= International Marinelife Alliance =

Bangladesh-based non-profit organization

The International Marinelife Alliance (IMA) is a non-profit organization for marine conservation. It is based in Cox's Bazar, Bangladesh.

==Activities==
The International Marinelife Alliance was established in 1985. Its philosophy includes:
- Fishers and fishing communities must be at the centre of marine conservation efforts.
- Market forces rule the reefs, and market transformation must be a part of saving them.
- Governments must be a key partner in coral reef conservation.
- Marine conservation efforts must be founded on good science.

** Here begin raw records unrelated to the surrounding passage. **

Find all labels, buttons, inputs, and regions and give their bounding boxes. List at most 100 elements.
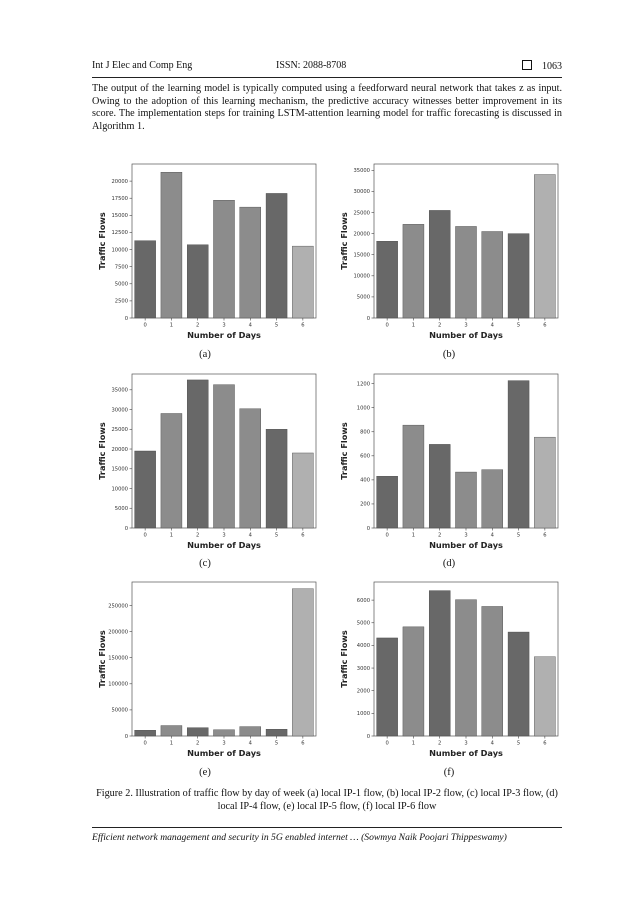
x-tick-label: 0 (143, 323, 146, 329)
bar-day-3 (455, 226, 477, 319)
bar-day-4 (481, 606, 503, 737)
x-tick-label: 3 (222, 323, 225, 329)
y-tick-label: 17500 (111, 196, 128, 202)
y-tick-label: 150000 (108, 655, 128, 661)
y-tick-label: 600 (360, 454, 370, 460)
x-tick-label: 6 (543, 741, 546, 747)
bar-day-5 (507, 233, 530, 319)
bar-day-6 (292, 452, 314, 529)
bar-day-2 (428, 210, 451, 319)
bar-day-4 (481, 231, 503, 319)
y-tick-label: 200000 (108, 629, 128, 635)
sublabel-d: (d) (442, 558, 456, 569)
y-tick-label: 12500 (111, 230, 128, 236)
bar-day-2 (186, 379, 209, 529)
bar-day-6 (292, 588, 314, 737)
y-tick-label: 3000 (357, 666, 370, 672)
sublabel-e: (e) (199, 767, 211, 778)
chart-f-svg: 0 1000 2000 3000 4000 5000 6000 0 1 2 3 4 5 6 Number o… (339, 581, 559, 758)
running-header: Int J Elec and Comp Eng ISSN: 2088-8708 … (92, 60, 562, 76)
y-tick-label: 0 (125, 316, 128, 322)
y-tick-label: 25000 (111, 427, 128, 433)
y-tick-label: 35000 (111, 388, 128, 394)
chart-a-svg: 0 2500 5000 7500 10000 12500 15000 17500 20000 0 1… (97, 163, 317, 340)
x-tick-label: 6 (301, 741, 304, 747)
y-tick-label: 30000 (111, 407, 128, 413)
y-tick-label: 10000 (111, 486, 128, 492)
chart-b-svg: 0 5000 10000 15000 20000 25000 30000 35000 0 1 2 3 4… (339, 163, 559, 340)
page-number-group: 1063 (522, 60, 562, 72)
y-axis-label: Traffic Flows (339, 630, 349, 688)
y-tick-label: 100000 (108, 682, 128, 688)
bar-day-2 (186, 727, 209, 737)
bar-day-6 (534, 436, 556, 529)
bar-day-1 (402, 424, 425, 529)
x-tick-label: 4 (249, 533, 253, 539)
bar-day-0 (134, 450, 156, 529)
bar-day-5 (265, 729, 288, 737)
x-tick-label: 2 (196, 323, 199, 329)
y-tick-label: 0 (367, 734, 370, 740)
footer-rule (92, 827, 562, 828)
x-tick-label: 2 (438, 323, 441, 329)
bar-day-5 (507, 380, 530, 529)
x-tick-label: 4 (249, 323, 253, 329)
x-axis-label: Number of Days (429, 330, 503, 340)
y-tick-label: 250000 (108, 603, 128, 609)
bar-day-2 (428, 590, 451, 737)
x-tick-label: 6 (543, 323, 546, 329)
chart-e-svg: 0 50000 100000 150000 200000 250000 0 1 2 3 4 5 6 Num… (97, 581, 317, 758)
bar-day-0 (134, 240, 156, 319)
sublabel-c: (c) (199, 558, 211, 569)
bar-day-1 (160, 172, 183, 319)
x-tick-label: 1 (170, 323, 173, 329)
bar-day-3 (455, 471, 477, 529)
sublabel-b: (b) (442, 349, 456, 360)
y-tick-label: 35000 (353, 168, 370, 174)
bar-day-0 (376, 241, 398, 319)
body-paragraph: The output of the learning model is typi… (92, 83, 562, 132)
y-tick-label: 0 (125, 734, 128, 740)
y-tick-label: 10000 (353, 274, 370, 280)
bar-day-1 (402, 224, 425, 319)
running-footer: Efficient network management and securit… (92, 832, 507, 843)
chart-b: 0 5000 10000 15000 20000 25000 30000 35000 0 1 2 3 4… (336, 160, 564, 345)
x-tick-label: 4 (249, 741, 253, 747)
checkbox-icon (522, 60, 532, 70)
bar-day-4 (239, 408, 261, 529)
bar-day-4 (481, 469, 503, 529)
y-tick-label: 200 (360, 502, 370, 508)
y-tick-label: 5000 (115, 506, 128, 512)
sublabel-f: (f) (443, 767, 455, 778)
bar-day-0 (376, 637, 398, 737)
bar-day-2 (186, 244, 209, 319)
x-axis-label: Number of Days (187, 748, 261, 758)
bar-day-3 (213, 729, 235, 737)
x-axis-label: Number of Days (187, 540, 261, 550)
header-rule (92, 77, 562, 78)
x-tick-label: 0 (385, 741, 388, 747)
x-tick-label: 0 (143, 741, 146, 747)
x-tick-label: 5 (517, 741, 520, 747)
x-tick-label: 1 (170, 741, 173, 747)
bar-day-0 (376, 476, 398, 529)
y-tick-label: 15000 (353, 253, 370, 259)
y-tick-label: 30000 (353, 189, 370, 195)
x-tick-label: 3 (222, 533, 225, 539)
issn: ISSN: 2088-8708 (276, 60, 347, 71)
x-tick-label: 3 (464, 533, 467, 539)
y-tick-label: 10000 (111, 247, 128, 253)
y-tick-label: 1000 (357, 711, 370, 717)
sublabel-a: (a) (199, 349, 211, 360)
y-axis-label: Traffic Flows (339, 212, 349, 270)
x-tick-label: 2 (196, 533, 199, 539)
x-tick-label: 2 (196, 741, 199, 747)
bar-day-3 (455, 599, 477, 737)
y-axis-label: Traffic Flows (97, 630, 107, 688)
y-tick-label: 5000 (357, 621, 370, 627)
x-tick-label: 3 (222, 741, 225, 747)
x-tick-label: 5 (275, 533, 278, 539)
x-tick-label: 1 (412, 533, 415, 539)
bar-day-4 (239, 726, 261, 737)
chart-f: 0 1000 2000 3000 4000 5000 6000 0 1 2 3 4 5 6 Number o… (336, 578, 564, 763)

Since its foundation the institution devoted most of its attention to monitoring and combating the widespread use of cyanide to capture live reef fish in the Philippines, Indonesia and other countries. In early 1990s, Destructive Fishing Reform Initiative (DFRI) was initiated to ensure that the remaining reefs of the Pacific Region do not fall prey to destruction from the cyanide-based fishery. In 1999, IMA organized preliminary field expertise of the live reef fish trade in Ha Long Bay and Nha Trang in Vietnam responding the request for assistance from the Vietnamese Government (Ministry of Fisheries). Later the Alliance signed a Memorandum of Understanding with the Institute for Fisheries Economics and Planning (IFEP) of the Vietnam Ministry of Fisheries for a cooperative program aiming to prevent destructive fishing, conserve marine resources and strengthen the monitoring in the live reef fish trade in Vietnam.